People who use words and phrases like "touche" without having a CLUE how to use them or what they really mean. A little icing on the shit cake is even after you explain it to them several times, they still continue to use it incorrectly.
Use of the fictional word ir-regardless. No such damn word! It is "regardless." Seriously...how hard is some of this stuff?
and the people who try to use really big or irregular words that don't truly understand what they mean, hoping the people they are talking to don't have a clue either and think the speaker is smarter because of it. Obama is a perfect example...well his writers are I guess.
I used to use ir-regardless. Someone pointed it out to me once. That was all it took.
police officers not understanding that peeing on things with your dog to claim them as our own is a socially acceptable form of bonding
People who quote movies
People who are intollerant of other cultures
The Dutch
[Tooth]
This state is f*cked because of the Californicators.
I grew up in Califonia and my family relocated in the late 90's. They came here seeking a better life and would always talk about how great things are here and how much better things are than California.
It's been well over a decade now and I see what the influx of Californication has done. Everyone "wants" a better life; hence the reason they came here and yet everyone is now voting the same way they did when they were in California that resulted in California becoming the shit hole it was and the SUPER shithole it has become.
This leads back to my pet peeve of minority and entitlement programs.
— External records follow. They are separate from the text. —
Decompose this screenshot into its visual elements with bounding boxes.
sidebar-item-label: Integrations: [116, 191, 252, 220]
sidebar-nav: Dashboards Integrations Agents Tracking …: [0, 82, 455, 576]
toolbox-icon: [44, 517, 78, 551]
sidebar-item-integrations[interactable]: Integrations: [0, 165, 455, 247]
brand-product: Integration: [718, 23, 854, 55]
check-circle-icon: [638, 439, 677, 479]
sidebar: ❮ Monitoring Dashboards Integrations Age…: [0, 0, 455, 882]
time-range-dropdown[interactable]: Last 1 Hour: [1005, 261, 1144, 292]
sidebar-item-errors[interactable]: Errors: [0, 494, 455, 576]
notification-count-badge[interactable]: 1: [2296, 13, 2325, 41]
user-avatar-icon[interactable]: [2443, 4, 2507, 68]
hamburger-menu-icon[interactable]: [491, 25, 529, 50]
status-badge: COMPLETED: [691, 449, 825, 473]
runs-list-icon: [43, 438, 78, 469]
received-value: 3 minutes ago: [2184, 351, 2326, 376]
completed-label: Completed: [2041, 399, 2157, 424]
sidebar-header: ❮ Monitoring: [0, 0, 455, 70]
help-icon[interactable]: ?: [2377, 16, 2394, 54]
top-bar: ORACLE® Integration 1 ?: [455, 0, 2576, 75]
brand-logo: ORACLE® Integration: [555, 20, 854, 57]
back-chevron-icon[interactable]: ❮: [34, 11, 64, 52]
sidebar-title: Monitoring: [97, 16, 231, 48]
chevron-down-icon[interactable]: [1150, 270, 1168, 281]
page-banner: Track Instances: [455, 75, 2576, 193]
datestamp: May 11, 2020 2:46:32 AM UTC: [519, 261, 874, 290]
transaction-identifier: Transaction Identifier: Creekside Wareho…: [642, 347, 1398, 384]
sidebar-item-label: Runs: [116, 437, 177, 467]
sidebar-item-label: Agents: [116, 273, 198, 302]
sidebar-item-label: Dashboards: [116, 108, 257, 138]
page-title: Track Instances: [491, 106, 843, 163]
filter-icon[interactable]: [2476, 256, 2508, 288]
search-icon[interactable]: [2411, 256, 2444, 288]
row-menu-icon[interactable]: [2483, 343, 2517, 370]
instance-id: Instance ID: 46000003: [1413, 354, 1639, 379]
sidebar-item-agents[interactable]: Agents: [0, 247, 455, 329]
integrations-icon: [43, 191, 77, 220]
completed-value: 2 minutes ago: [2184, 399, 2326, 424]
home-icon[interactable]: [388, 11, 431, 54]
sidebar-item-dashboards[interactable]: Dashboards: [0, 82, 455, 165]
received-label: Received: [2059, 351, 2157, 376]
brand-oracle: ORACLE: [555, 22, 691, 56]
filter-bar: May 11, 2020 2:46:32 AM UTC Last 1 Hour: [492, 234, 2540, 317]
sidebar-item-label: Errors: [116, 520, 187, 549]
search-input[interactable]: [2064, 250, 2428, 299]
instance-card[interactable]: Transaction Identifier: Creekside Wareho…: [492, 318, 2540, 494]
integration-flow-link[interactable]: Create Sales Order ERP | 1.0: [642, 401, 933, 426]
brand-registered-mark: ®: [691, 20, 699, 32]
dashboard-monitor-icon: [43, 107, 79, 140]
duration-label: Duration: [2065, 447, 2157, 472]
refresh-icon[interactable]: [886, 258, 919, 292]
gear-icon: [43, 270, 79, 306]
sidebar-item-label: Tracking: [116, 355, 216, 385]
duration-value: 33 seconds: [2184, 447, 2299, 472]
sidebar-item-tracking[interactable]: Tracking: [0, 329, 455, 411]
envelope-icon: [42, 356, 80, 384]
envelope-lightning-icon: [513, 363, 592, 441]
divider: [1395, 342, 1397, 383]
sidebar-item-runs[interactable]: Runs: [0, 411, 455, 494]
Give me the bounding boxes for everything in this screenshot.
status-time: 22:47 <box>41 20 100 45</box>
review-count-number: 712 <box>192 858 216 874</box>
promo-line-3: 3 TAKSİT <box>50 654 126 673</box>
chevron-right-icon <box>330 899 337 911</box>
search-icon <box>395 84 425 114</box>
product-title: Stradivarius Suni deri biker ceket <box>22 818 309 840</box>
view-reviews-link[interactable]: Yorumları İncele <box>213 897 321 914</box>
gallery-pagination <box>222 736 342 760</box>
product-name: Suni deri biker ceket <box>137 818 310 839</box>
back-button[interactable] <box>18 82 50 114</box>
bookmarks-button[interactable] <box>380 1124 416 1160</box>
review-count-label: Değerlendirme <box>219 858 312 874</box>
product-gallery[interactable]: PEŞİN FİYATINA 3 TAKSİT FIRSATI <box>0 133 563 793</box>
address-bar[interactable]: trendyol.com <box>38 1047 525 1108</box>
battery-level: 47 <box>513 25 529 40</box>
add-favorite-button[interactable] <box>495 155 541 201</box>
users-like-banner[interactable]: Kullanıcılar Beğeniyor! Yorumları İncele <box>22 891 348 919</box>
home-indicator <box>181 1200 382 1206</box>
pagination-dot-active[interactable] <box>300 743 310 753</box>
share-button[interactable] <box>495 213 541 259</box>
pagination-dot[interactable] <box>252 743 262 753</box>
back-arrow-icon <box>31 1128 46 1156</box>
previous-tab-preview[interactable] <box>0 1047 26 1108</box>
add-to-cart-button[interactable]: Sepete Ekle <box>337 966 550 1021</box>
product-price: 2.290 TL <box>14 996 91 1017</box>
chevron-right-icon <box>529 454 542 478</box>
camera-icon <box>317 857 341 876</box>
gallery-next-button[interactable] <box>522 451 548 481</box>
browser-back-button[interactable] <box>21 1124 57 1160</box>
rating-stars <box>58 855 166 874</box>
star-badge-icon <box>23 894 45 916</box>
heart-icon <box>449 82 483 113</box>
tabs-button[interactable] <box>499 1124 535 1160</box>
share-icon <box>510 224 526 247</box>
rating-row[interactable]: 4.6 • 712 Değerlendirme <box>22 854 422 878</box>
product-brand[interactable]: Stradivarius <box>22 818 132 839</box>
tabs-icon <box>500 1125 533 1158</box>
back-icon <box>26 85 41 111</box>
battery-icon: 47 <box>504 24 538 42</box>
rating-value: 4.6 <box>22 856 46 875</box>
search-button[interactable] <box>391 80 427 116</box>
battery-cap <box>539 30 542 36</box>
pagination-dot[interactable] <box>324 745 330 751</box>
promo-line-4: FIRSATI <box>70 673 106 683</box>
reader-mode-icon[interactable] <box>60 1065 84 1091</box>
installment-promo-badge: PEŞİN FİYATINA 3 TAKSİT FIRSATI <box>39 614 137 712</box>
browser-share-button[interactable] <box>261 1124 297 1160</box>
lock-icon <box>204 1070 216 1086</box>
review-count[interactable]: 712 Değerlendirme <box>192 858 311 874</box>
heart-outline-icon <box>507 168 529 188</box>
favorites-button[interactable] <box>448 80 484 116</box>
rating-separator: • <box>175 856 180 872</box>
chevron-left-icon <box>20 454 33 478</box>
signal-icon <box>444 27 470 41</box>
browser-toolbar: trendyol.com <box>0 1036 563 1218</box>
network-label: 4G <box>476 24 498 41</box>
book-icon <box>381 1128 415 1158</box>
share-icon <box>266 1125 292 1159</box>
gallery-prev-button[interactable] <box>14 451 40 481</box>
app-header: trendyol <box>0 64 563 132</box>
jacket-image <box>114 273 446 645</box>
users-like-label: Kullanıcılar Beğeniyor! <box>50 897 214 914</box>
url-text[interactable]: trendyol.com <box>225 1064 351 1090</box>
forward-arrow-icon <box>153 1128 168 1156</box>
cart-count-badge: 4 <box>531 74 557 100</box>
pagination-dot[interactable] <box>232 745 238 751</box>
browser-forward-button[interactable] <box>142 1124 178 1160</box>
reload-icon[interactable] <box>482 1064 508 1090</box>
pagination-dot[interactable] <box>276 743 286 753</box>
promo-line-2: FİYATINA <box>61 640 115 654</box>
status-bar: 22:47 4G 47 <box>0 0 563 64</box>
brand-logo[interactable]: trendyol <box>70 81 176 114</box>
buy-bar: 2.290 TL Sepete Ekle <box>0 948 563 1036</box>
They are the downfall of not just California and Colorado but the downfall of mankind and civilized society.
10 points for DFBrews' funny!
right on !!![Beer]
One of many pet peeves is the excessive use and desire to use and have items with the word " tactical ". Really ? You mean to tell me that the fat ass that has not seen his own pecker in years , honestly needs anything tactical ?? Try this for tactical , run up a flight of stairs , climb a fence or do anything towards being in shape. And if you were so concerned about being tactical , start with reading about tactics . Maybe after you get a books under your belt you will realize that being truly tactical has nothing to do with a rail on your glock !!!!
1) Police for the most part. Yeah yeah I know there are some cool ones out there but I never run into them.
2) Car troubles
3) Entitled ethnic/religious/political groups or individuals
4) When I get on the light rail and it looks like a church. Everybody's head is bowed and they're engrossed in their phone with a fascination akin to that of a biblical scholar or scientist.
5) AND THE WESTBORO BAPTIST CHURCH!
http://s3.postimage.org/1przshmer/angry_face.jpg
I searched for this thread to post a pet peeve, but completely forgot what it was. It peeves me when that happens.
I guess I can say that I hate waiting to hear about a job.
The prefix man.
Man-cave, man-law, man up, man-scaping. It makes you sound like a boarder line, uncomfortable with your sexuality, bud light drinking retard.
Bloody noses, you made me bleed my own blood.
Hot dog served on cold buns.
People who follow me around their fucking small store like I'm going to steal some shit, and pretend like they're not. Not all mexicans in hoodies steal, although most do.
Mexicans in hoodies who steal. See above.